His interview with the Koosh Begee, a wizened old man with small, crafty eyes and a long grey beard, began with an interrogation lasting two hours. The vizier first wanted to know what had brought Burnes and his party to a kingdom so far from their own. Burnes explained as usual that they were returning overland to England, and that they wanted to take back with them word of Bokhara’s splendours, already so renowned throughout the Orient. ‘What’, the vizier next asked him, ‘is your profession?’ Burnes hesitated for a moment before confessing to being an officer in the Indian Army. But he need not have worried, for this did not appear to perturb the Koosh Begee in the least. The Bokharan seemed to be more interested in Burnes’s religious beliefs, asking him first whether he believed in God, and then whether he worshipped idols. Burnes denied the latter emphatically, upon which he was invited to bare his chest to show that he was not wearing a crucifix. When it transpired that Burnes was not, the vizier declared approvingly: ‘You are people of the Book. You are better than the Russians.’ He next asked whether Christians ate pork, a question which Burnes knew he had to answer with caution. Some did, he replied, though mainly the poor. ‘What’, his interrogator next asked, ‘does it taste like?’ But Burnes was ready for that one. ‘I have
heard’,
he replied, ‘that it is like beef.’

Very soon, however, as he invariably did with Asiatics, Burnes was getting on famously with the vizier, to whom he was evidently a source of tantalising information from the sophisticated outside world. The friendship was to cost him one of his only two compasses, although this gift won for him and his companions the freedom to wander the city at will, and to observe its everyday life. They saw the grim minaret from which criminals were hurled to their deaths, and they visited the square before the Ark where beheadings were conducted with a huge knife.

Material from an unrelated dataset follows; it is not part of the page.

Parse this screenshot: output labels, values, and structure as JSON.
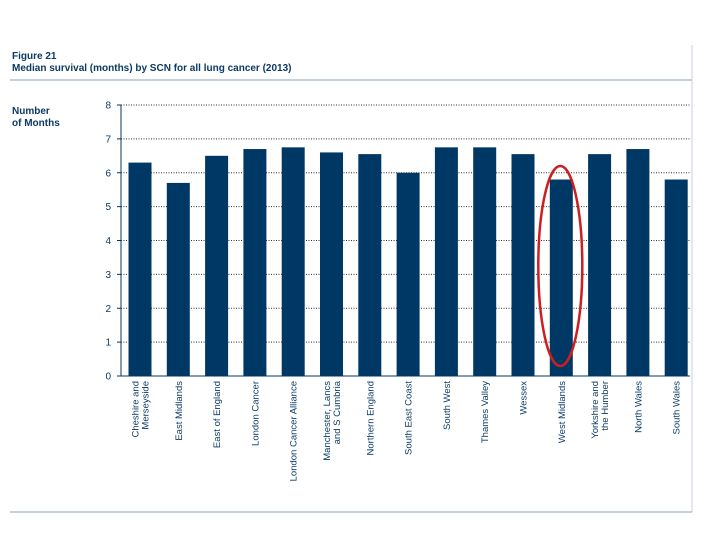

Burnes went to watch the slave-market in action, reporting afterwards: ‘Here these poor wretches are exposed for sale, and occupy thirty or forty stalls where they are examined like cattle.’ That morning there were only six being offered, none of them Russians. ‘The feelings of a European’, he added, ‘revolt at this most odious traffic’, which Bokharans defended on the grounds that the slaves were kindly treated, and were often far better off than in their own land.

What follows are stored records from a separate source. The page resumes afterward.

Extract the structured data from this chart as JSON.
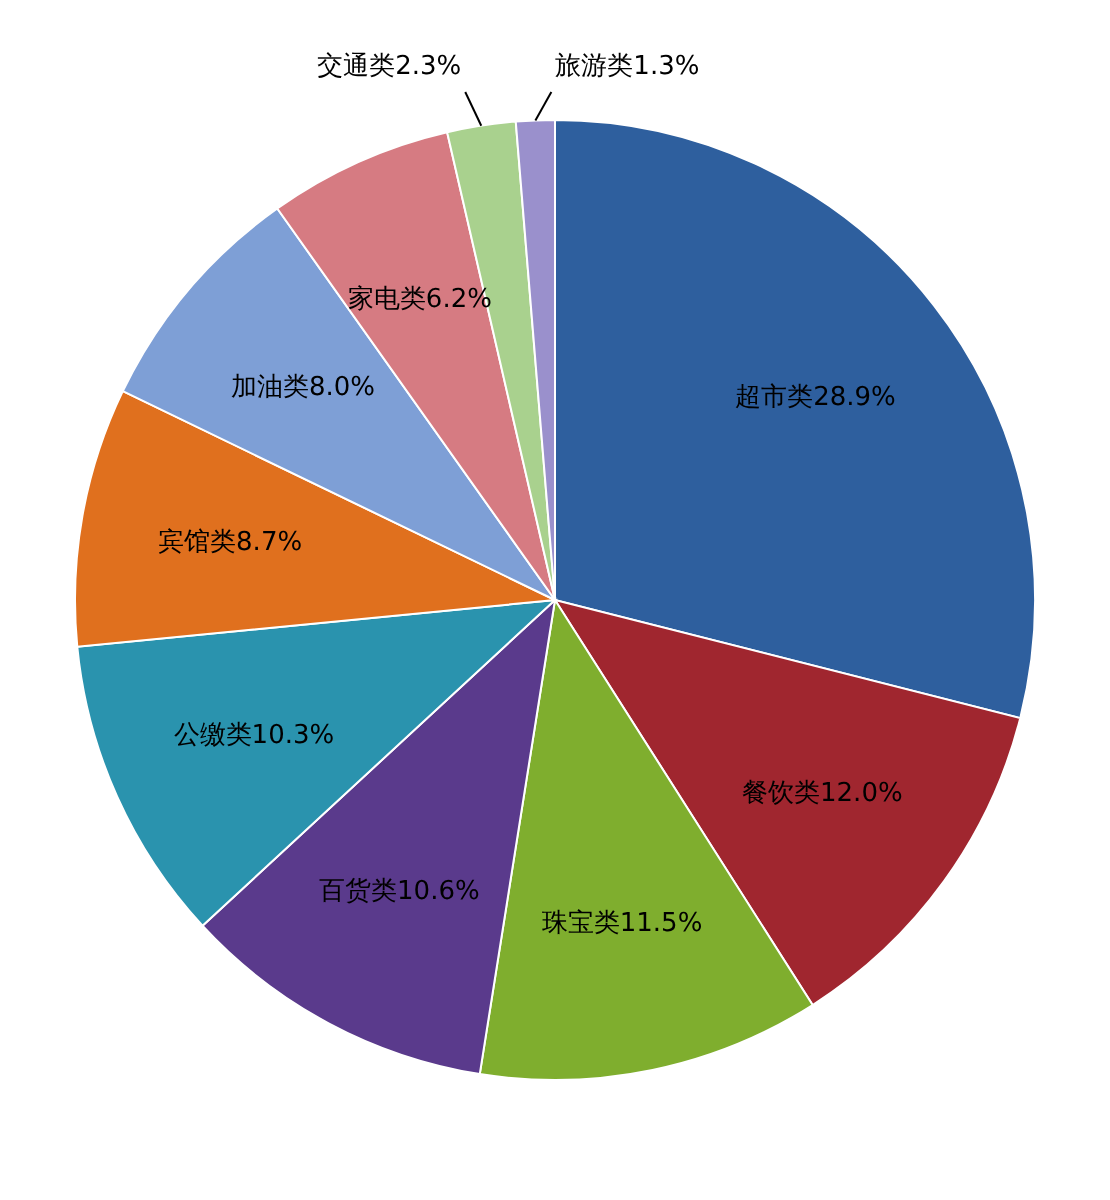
{
  "chart_data": {
    "type": "pie",
    "categories": [
      "超市类",
      "餐饮类",
      "珠宝类",
      "百货类",
      "公缴类",
      "宾馆类",
      "加油类",
      "家电类",
      "交通类",
      "旅游类"
    ],
    "values": [
      28.9,
      12.0,
      11.5,
      10.6,
      10.3,
      8.7,
      8.0,
      6.2,
      2.3,
      1.3
    ],
    "value_labels": [
      "28.9%",
      "12.0%",
      "11.5%",
      "10.6%",
      "10.3%",
      "8.7%",
      "8.0%",
      "6.2%",
      "2.3%",
      "1.3%"
    ],
    "colors": [
      "#2e5f9e",
      "#a0262f",
      "#7fae2e",
      "#5a3a8c",
      "#2a93ae",
      "#e0701e",
      "#7e9fd6",
      "#d67b82",
      "#a9d18e",
      "#9a90cc"
    ],
    "legend": false
  }
}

Burnes had discreetly let it be known that he wanted to meet one of the Russian slaves, of whom there were 130 or so in Bokhara. Not long afterwards a man of obvious European origin slipped into their house one night and flung himself emotionally at Burnes’s feet. He told them that as a boy of 10 he had been captured by Turcoman slavers while asleep at a Russian outpost. He had been a slave for fifteen years now, and worked for his master as a carpenter. He was well treated, he said, and was allowed to go where he wished. But for reasons of prudence he pretended to have adopted Islam, although secretly (‘and here’, Burnes noted, ‘the poor fellow crossed himself) he was still a Christian. ‘For I live among a people’, he explained, ‘who detest, with the utmost cordiality, every individual of that creed.’ After sharing the Englishmen’s meal with them, he told them before departing: ‘I may appear to be happy, but my heart aches for my native land. Could I but see it once again, I would willingly die.’